VIDEO | Aurélie Vialette: Contar y ser contadas. La genealogía de la Baronesa de Wilson o cómo repensar España, América y sus mujeres desde el siglo XIX

Aurélie Vialette, professor at Stony Brook University, was at KJCC on Thursday, November 10, as part of Pura Fernández, Fall 2022 KJC Chair, Program “Todas deberíamos ser escritoras - Contar y ser contadas: autoras iberoamericanas en red”.

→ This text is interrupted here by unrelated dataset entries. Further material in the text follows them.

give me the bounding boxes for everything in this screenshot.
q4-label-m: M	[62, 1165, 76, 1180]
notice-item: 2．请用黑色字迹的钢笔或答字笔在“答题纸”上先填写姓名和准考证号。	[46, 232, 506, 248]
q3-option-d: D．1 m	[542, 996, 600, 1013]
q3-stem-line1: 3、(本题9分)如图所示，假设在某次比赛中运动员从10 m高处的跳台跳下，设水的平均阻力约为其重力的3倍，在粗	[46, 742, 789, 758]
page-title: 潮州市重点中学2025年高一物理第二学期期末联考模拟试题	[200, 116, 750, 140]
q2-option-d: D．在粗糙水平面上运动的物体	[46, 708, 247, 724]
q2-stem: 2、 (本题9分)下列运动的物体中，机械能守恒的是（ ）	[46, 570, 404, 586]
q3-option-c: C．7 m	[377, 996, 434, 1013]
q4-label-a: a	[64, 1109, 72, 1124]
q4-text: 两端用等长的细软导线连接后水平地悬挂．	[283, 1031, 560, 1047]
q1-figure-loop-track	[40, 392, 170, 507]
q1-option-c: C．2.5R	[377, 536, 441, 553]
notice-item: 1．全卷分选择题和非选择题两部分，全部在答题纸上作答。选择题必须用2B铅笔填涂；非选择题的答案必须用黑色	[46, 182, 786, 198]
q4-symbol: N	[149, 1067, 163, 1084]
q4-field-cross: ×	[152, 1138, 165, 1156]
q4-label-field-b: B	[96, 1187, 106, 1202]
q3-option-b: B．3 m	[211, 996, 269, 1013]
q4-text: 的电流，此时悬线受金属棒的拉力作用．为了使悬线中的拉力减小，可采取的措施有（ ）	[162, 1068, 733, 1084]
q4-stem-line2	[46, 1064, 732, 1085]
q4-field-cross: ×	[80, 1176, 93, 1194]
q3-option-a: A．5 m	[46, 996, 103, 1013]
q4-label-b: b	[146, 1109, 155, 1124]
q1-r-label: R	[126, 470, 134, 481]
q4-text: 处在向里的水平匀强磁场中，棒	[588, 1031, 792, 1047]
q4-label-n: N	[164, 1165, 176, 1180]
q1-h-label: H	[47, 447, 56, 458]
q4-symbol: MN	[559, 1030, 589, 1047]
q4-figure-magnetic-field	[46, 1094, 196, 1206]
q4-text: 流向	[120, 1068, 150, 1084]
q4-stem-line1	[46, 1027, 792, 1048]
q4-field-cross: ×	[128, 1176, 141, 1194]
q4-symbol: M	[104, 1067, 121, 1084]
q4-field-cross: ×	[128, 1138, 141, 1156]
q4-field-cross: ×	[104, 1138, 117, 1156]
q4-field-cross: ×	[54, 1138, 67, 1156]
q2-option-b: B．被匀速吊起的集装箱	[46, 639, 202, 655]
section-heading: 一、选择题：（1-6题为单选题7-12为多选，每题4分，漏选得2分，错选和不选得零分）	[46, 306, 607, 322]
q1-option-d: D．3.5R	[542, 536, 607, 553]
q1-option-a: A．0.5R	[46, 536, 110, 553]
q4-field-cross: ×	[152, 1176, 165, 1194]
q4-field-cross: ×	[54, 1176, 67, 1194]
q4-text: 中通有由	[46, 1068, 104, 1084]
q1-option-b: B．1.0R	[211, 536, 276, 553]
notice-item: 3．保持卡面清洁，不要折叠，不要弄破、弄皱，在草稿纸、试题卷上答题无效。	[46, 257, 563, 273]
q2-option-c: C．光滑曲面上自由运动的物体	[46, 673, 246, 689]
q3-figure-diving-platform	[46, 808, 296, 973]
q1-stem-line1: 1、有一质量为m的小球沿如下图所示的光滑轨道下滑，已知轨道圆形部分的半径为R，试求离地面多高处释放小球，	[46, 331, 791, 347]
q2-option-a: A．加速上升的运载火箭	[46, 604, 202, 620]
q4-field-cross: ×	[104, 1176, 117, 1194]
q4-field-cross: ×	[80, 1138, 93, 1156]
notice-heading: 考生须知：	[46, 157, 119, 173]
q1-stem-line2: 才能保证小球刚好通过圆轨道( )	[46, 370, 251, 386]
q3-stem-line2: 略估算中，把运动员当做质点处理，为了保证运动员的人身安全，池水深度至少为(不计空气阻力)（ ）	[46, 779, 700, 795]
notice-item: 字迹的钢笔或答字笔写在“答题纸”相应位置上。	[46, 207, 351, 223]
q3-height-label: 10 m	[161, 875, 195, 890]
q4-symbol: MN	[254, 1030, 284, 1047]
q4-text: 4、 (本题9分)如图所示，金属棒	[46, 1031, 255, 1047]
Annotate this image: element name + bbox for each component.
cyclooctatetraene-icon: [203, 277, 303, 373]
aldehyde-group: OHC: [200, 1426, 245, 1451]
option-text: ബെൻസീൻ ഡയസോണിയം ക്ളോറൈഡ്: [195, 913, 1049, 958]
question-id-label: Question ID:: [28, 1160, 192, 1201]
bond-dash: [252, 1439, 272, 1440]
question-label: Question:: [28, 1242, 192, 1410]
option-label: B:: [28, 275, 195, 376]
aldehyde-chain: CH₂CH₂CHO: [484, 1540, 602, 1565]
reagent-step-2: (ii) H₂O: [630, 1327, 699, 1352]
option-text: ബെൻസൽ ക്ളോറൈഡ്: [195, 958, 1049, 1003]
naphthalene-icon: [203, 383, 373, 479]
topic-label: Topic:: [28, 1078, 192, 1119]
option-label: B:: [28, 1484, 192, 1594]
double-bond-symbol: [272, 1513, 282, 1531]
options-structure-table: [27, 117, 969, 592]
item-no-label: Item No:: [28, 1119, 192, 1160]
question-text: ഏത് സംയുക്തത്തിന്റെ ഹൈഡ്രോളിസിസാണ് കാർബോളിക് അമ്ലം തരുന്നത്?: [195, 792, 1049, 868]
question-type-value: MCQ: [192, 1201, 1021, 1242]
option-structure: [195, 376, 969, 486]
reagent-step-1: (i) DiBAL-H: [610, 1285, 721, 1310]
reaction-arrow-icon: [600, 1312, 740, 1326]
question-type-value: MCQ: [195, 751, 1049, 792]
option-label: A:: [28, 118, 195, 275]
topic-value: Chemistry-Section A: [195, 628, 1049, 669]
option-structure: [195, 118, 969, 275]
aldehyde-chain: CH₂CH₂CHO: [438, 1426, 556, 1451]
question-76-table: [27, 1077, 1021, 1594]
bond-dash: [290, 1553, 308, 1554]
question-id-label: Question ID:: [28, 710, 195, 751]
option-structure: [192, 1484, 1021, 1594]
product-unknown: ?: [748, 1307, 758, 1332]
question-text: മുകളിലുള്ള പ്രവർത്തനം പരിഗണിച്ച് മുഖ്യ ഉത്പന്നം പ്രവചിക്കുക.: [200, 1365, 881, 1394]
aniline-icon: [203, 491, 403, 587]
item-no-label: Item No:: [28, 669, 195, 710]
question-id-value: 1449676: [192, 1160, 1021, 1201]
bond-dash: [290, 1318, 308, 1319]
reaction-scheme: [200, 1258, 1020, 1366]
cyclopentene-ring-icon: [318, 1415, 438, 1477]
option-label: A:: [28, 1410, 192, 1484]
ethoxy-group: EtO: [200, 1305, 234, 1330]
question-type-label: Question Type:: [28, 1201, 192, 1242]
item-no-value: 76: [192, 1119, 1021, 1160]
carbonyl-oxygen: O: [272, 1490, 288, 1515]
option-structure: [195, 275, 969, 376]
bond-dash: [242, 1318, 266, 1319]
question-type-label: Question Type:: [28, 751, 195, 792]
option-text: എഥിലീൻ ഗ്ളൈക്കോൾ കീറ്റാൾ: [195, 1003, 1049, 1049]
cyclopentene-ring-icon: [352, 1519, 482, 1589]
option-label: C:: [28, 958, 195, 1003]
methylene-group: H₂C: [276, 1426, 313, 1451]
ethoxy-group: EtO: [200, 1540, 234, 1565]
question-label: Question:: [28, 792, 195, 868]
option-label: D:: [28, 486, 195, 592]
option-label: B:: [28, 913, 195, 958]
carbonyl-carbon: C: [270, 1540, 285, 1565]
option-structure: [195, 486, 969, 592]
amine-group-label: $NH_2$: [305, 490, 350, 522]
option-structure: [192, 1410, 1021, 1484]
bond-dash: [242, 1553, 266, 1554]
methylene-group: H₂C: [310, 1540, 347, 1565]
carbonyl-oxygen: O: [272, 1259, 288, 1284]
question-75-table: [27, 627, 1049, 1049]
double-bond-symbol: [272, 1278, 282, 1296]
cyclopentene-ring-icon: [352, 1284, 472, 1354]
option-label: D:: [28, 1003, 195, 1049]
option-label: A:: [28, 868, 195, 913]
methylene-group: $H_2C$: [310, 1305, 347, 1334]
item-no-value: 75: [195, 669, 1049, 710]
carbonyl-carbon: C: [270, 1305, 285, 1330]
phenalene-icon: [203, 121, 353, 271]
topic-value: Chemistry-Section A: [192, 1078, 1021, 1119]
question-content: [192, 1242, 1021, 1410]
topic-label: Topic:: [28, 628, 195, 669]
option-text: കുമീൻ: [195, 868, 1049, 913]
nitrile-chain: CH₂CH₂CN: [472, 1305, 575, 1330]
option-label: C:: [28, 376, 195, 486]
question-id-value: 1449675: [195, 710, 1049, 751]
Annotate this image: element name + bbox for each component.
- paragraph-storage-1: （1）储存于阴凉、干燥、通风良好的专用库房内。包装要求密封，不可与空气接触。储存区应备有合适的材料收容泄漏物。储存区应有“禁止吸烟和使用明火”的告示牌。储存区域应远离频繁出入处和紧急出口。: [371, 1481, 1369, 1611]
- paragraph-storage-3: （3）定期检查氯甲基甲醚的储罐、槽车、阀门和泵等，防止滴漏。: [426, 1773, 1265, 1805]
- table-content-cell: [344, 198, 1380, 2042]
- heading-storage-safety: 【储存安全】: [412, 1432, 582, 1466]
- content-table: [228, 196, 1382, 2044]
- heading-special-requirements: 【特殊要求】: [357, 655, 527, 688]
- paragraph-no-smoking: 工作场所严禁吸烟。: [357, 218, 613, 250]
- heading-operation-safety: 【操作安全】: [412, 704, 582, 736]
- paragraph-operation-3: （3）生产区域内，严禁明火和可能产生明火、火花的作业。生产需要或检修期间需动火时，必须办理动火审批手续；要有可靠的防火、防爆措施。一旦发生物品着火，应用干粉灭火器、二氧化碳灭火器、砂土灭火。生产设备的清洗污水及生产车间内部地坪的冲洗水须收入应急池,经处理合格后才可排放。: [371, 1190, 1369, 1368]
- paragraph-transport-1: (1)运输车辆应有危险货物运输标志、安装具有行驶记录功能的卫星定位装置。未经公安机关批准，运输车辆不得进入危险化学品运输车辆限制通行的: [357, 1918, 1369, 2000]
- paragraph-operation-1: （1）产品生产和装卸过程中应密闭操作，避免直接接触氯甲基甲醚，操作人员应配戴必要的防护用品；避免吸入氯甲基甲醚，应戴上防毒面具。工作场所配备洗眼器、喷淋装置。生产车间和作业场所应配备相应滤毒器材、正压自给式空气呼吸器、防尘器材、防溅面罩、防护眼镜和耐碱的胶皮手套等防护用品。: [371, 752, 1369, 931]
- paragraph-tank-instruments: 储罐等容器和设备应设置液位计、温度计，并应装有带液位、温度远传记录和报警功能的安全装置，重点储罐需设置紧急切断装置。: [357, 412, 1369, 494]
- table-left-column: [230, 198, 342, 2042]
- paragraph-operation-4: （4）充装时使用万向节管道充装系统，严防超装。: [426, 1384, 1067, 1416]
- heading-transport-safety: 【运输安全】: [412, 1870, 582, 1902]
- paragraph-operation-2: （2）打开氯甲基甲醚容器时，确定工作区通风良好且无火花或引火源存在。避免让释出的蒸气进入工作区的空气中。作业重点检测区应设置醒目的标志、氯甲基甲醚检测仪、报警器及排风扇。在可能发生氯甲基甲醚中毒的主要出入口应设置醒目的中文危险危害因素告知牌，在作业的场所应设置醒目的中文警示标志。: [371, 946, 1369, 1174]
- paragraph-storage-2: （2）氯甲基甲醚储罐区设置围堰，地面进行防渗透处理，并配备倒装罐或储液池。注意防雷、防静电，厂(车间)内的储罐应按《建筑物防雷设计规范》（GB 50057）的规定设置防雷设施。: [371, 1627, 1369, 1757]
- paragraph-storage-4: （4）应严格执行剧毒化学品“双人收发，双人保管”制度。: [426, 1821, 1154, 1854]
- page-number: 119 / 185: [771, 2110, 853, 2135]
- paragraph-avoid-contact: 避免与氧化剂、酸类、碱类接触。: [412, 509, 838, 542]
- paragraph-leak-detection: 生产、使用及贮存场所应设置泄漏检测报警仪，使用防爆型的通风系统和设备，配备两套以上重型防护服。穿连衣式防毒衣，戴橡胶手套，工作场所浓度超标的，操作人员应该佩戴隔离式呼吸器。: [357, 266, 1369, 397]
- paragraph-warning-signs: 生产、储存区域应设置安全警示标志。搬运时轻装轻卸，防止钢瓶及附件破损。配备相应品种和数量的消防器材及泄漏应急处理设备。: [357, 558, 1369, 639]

Vialette participated in the conversation “La genealogía de la Baronesa de Wilson o cómo repensar España, América y sus mujeres desde el siglo XIX.” The discussion was moderated by Pura Fernández and introduced by Patricia González (NYU). You can watch it here or below:



Vialette earned her Ph.D. from the University of California, Berkeley. She specializes in worker culture, social movements, gender studies, and penal reform. Her first book is titled “Intellectual Philanthropy: The Seduction of the Masses” (Purdue UP, 2018) and received the North American Catalan Society Best Book Award in 2019. In 2021 she co-edited “Dissonances of Modernity: Music, Text, and Performance in Modern Spain.” The volume “The Legacies of Slavery in Modern Iberia (19th-21st centuries),” co-edited with Akiko Tsuchiya, will appear soon at SUNY. Her new book looks at penal colonies in the Philippines in the nineteenth century and is titled “Disposable Bodies: Penal Colony, Race and Biopolitics in the Prison Archipelago.”